Developing a three-dimensional culture system to improve the yield of placental mesenchymal stem cell derived extracellular vesicles

Placental mesenchymal stem cell (PMSC) derived extracellular vesicles (PMSC-EVs) are lipid-bound vesicles secreted from the cell through different biogenic pathways including membrane blebbing, budding, and endocytosis and exocytosis pathways. PMSC-EVs function through intercellular communication by distribution of their biologically functional cargo including DNA, RNA and proteins.
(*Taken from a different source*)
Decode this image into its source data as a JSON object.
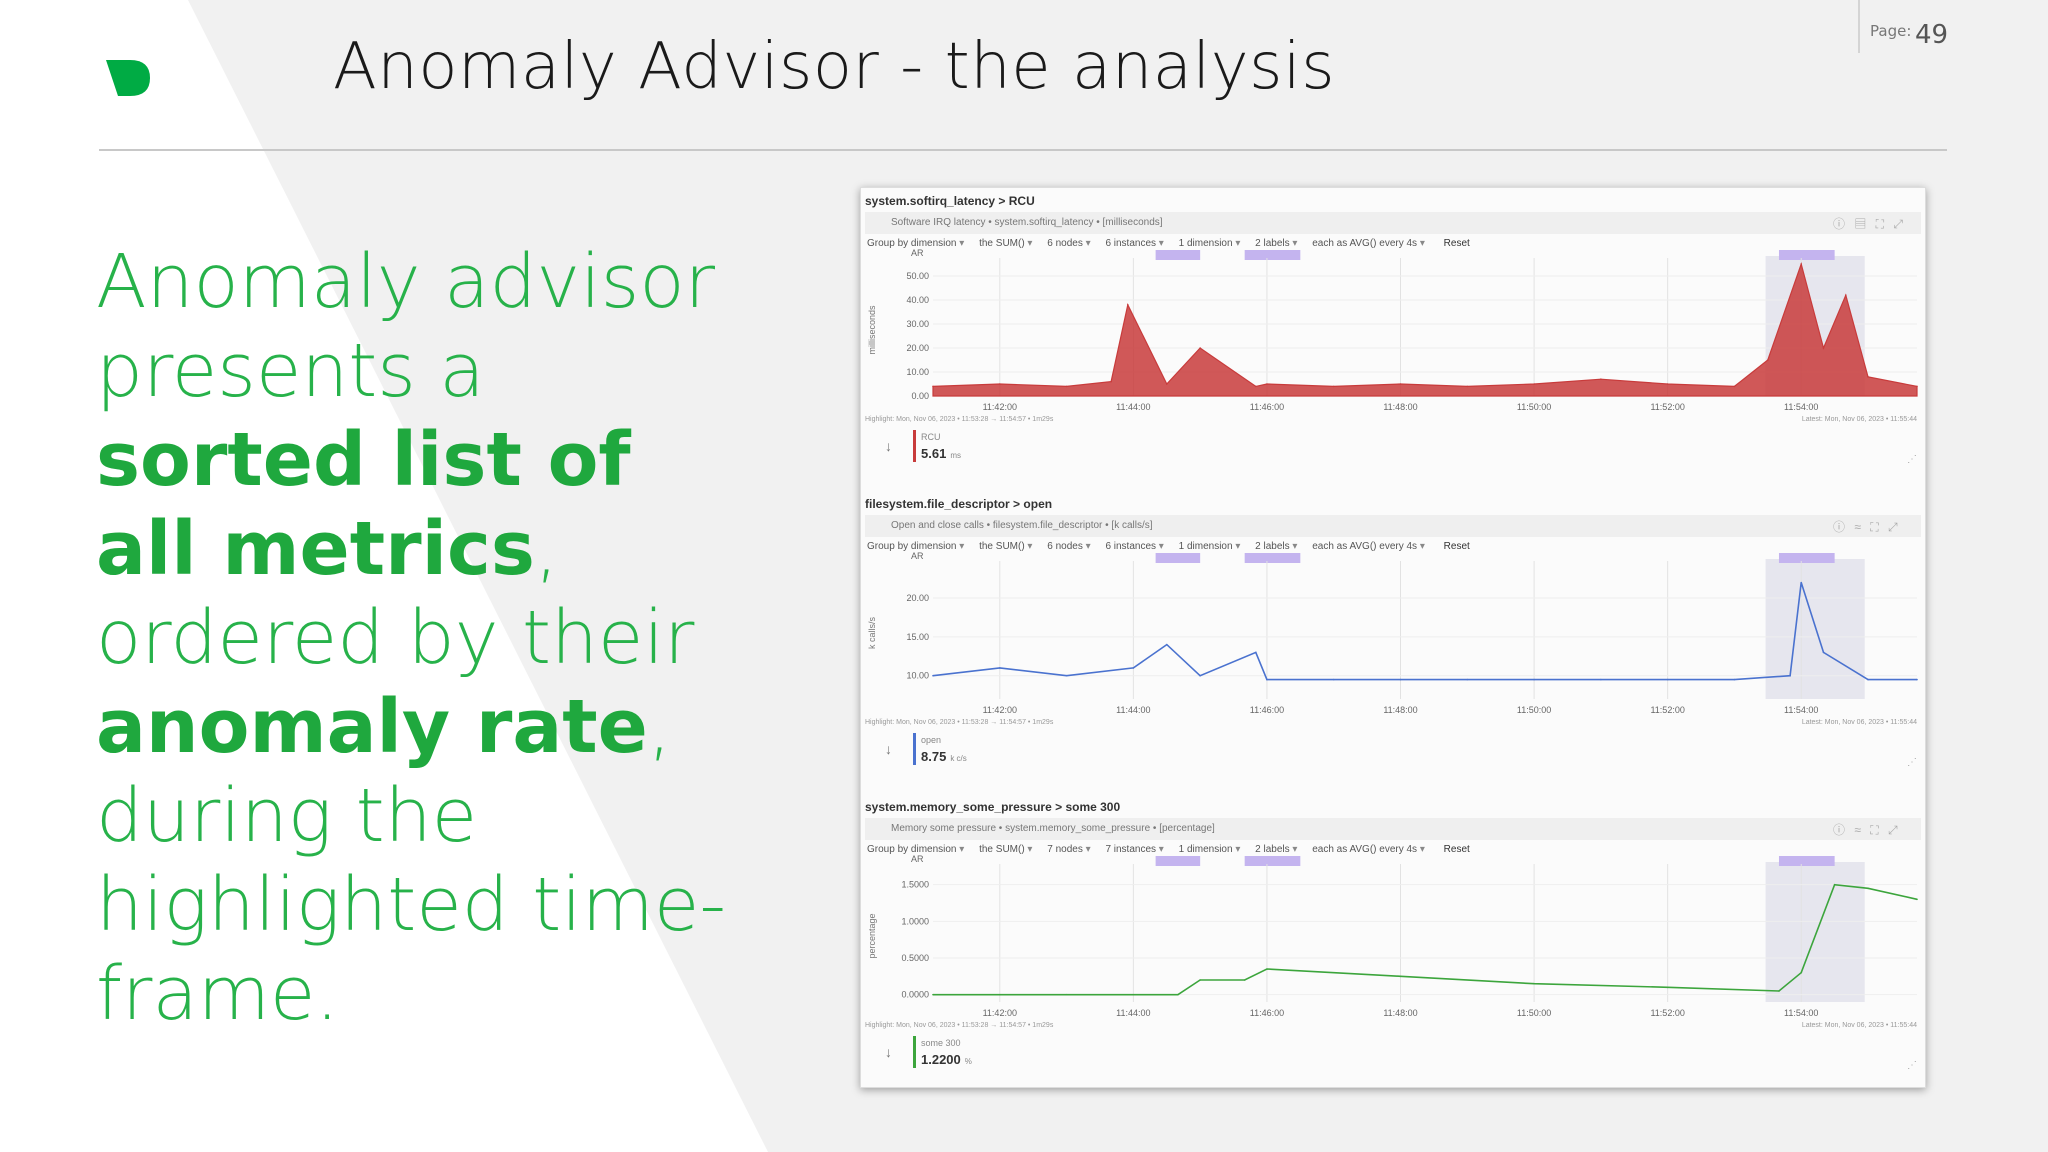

This biologically functional material can trigger a multitude of physiological responses such as cellular regeneration and tissue damage response. They have also been shown to have less toxicity and immunogenicity, ability to encapsulate biologically active molecules, and ability to cross the blood brain barrier when compared to cell-based therapies. However, the current applications of PMSC-EVs is limited by their low yield when produced in conventional monolayer cell culture. The CELLine bioreactor, which can allow for a high-density three-dimensional (3D) cell culture within a semipermeable membrane, has been utilized as a large scale tissue culture method for producing antibodies as well as for use in cancer EV related research. In this study, we propose to explore the application of the CELLine bioreactor as a novel approach to improve the production and yield of PMSC-EVs for regenerative medicine applications.